Он попытался сесть и посмотреть ей в глаза, но она уложила его обратно, мягко надавив на плечи.
– Просто выслушайте меня.
Убедившись, что Леоф больше не протестует, леди Грэмми продолжала:
– Эслен в осаде. Во главе нападающих стоит Энни, дочь Мюриель, – во всяком случае, насколько мне удалось выяснить, это она. Мне неизвестно, каковы их шансы разгромить Роберта. Довольно скоро ему на помощь придут церковь и Ханза, но если вмешается Лир, война может затянуться.
Теперь обе ее руки занялись его правым плечом и рукой, уверенно разминая сухожилия. Леоф застонал, когда пальцы свело судорогой – раньше ему казалось, что они окончательно потеряли чувствительность. Его глаза наполнились слезами от смеси боли и удовольствия.
– Я воспользовалась тем, что Роберт очень занят. У меня есть друзья в этом замке, и я рассчитываю воспользоваться их помощью, чтобы вытащить отсюда вас, Мери и девушку из лендвердов, а потом переправить в безопасное место.
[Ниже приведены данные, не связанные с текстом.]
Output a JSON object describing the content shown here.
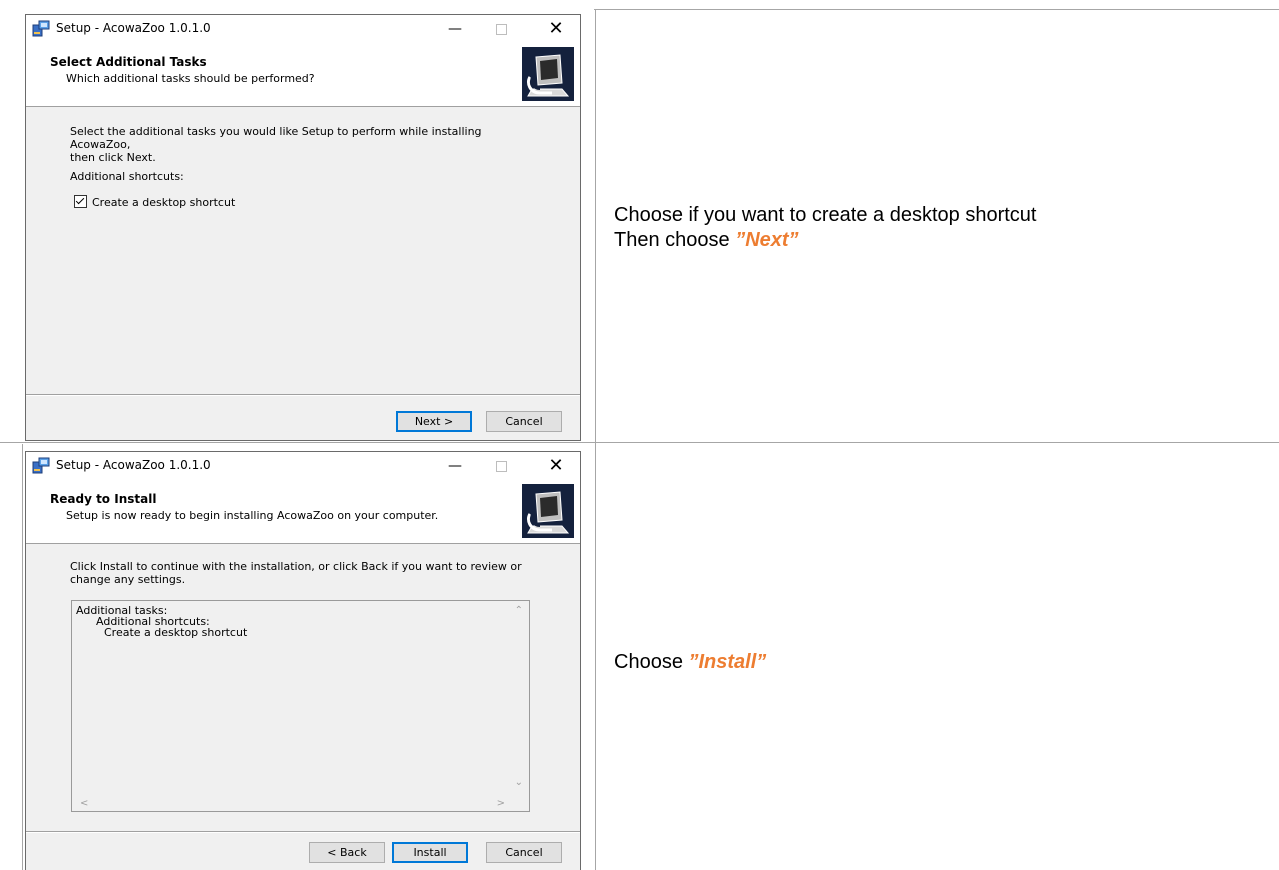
{
  "dialog1": {
    "title": "Setup - AcowaZoo 1.0.1.0",
    "header_title": "Select Additional Tasks",
    "header_subtitle": "Which additional tasks should be performed?",
    "body_line1": "Select the additional tasks you would like Setup to perform while installing AcowaZoo,",
    "body_line2": "then click Next.",
    "group_label": "Additional shortcuts:",
    "checkbox_label": "Create a desktop shortcut",
    "checkbox_checked": true,
    "next_label": "Next >",
    "cancel_label": "Cancel"
  },
  "dialog2": {
    "title": "Setup - AcowaZoo 1.0.1.0",
    "header_title": "Ready to Install",
    "header_subtitle": "Setup is now ready to begin installing AcowaZoo on your computer.",
    "body_line1": "Click Install to continue with the installation, or click Back if you want to review or",
    "body_line2": "change any settings.",
    "memo_line1": "Additional tasks:",
    "memo_line2": "Additional shortcuts:",
    "memo_line3": "Create a desktop shortcut",
    "back_label": "< Back",
    "install_label": "Install",
    "cancel_label": "Cancel"
  },
  "instructions": {
    "row1_line1": "Choose if you want to create a desktop shortcut",
    "row1_line2_prefix": "Then choose ",
    "row1_line2_emph": "”Next”",
    "row2_prefix": "Choose ",
    "row2_emph": "”Install”"
  },
  "colors": {
    "emphasis": "#ed7d31",
    "default_button_border": "#0078d7"
  }
}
– Ну, на это едва ли можно надеяться, – возразил Леоф. – Но если бы удалось спасти Мери и Ареану…
– Не имеет значения, – перебила его леди Грэмми. – Если мне удастся вызволить их, то я сумею освободить и вас. Но это благородная мысль. Однако я хотела просить вас об одной услуге.
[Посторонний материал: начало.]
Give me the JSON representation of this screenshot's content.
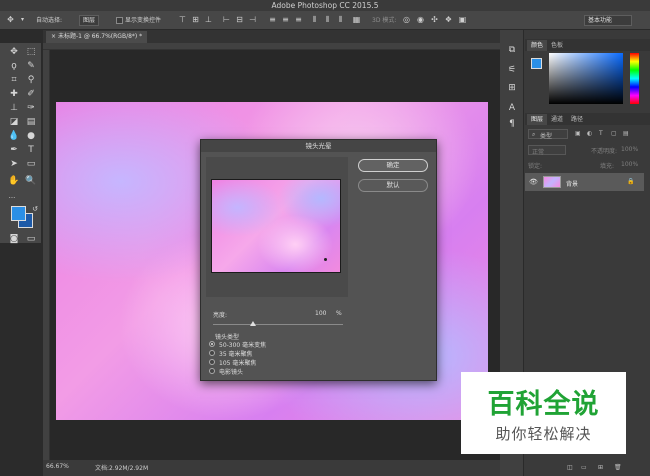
{
  "window": {
    "title": "Adobe Photoshop CC 2015.5"
  },
  "options_bar": {
    "move_icon": "move-icon",
    "auto_select_label": "自动选择:",
    "auto_select_value": "图层",
    "show_transform_label": "显示变换控件",
    "mode_3d_label": "3D 模式:",
    "workspace": "基本功能"
  },
  "document": {
    "tab_title": "未标题-1 @ 66.7%(RGB/8*) *",
    "zoom": "66.67%",
    "doc_info": "文档:2.92M/2.92M"
  },
  "panels": {
    "color_tabs": [
      "颜色",
      "色板"
    ],
    "layers_tabs": [
      "图层",
      "通道",
      "路径"
    ],
    "layer_filter": "类型",
    "blend_mode": "正常",
    "opacity_label": "不透明度:",
    "opacity_value": "100%",
    "lock_label": "锁定:",
    "fill_label": "填充:",
    "fill_value": "100%",
    "layer_name": "背景",
    "accent_color": "#2b8fe6"
  },
  "dialog": {
    "title": "镜头光晕",
    "ok_label": "确定",
    "reset_label": "默认",
    "brightness_label": "亮度:",
    "brightness_value": "100",
    "brightness_unit": "%",
    "brightness_level": 100,
    "lens_type_label": "镜头类型",
    "lens_options": [
      "50-300 毫米变焦",
      "35 毫米聚焦",
      "105 毫米聚焦",
      "电影镜头"
    ],
    "selected_lens": "50-300 毫米变焦"
  },
  "watermark": {
    "line1": "百科全说",
    "line2": "助你轻松解决"
  }
}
«Конечно», – подумал Леоф.
– О чем же, миледи?
– Мюриель благоволит к вам. Она готова вас слушать. Я признаю, что прежде рассчитывала посадить на трон своего сына – ведь он, в конце концов, сын Уильяма, – но теперь я мечтаю только о защите для моих детей. Если Энни одержит победу и Мюриель вновь станет королевой-матерью, я прошу вас рассказать ей, как я вам помогла. И ничего больше.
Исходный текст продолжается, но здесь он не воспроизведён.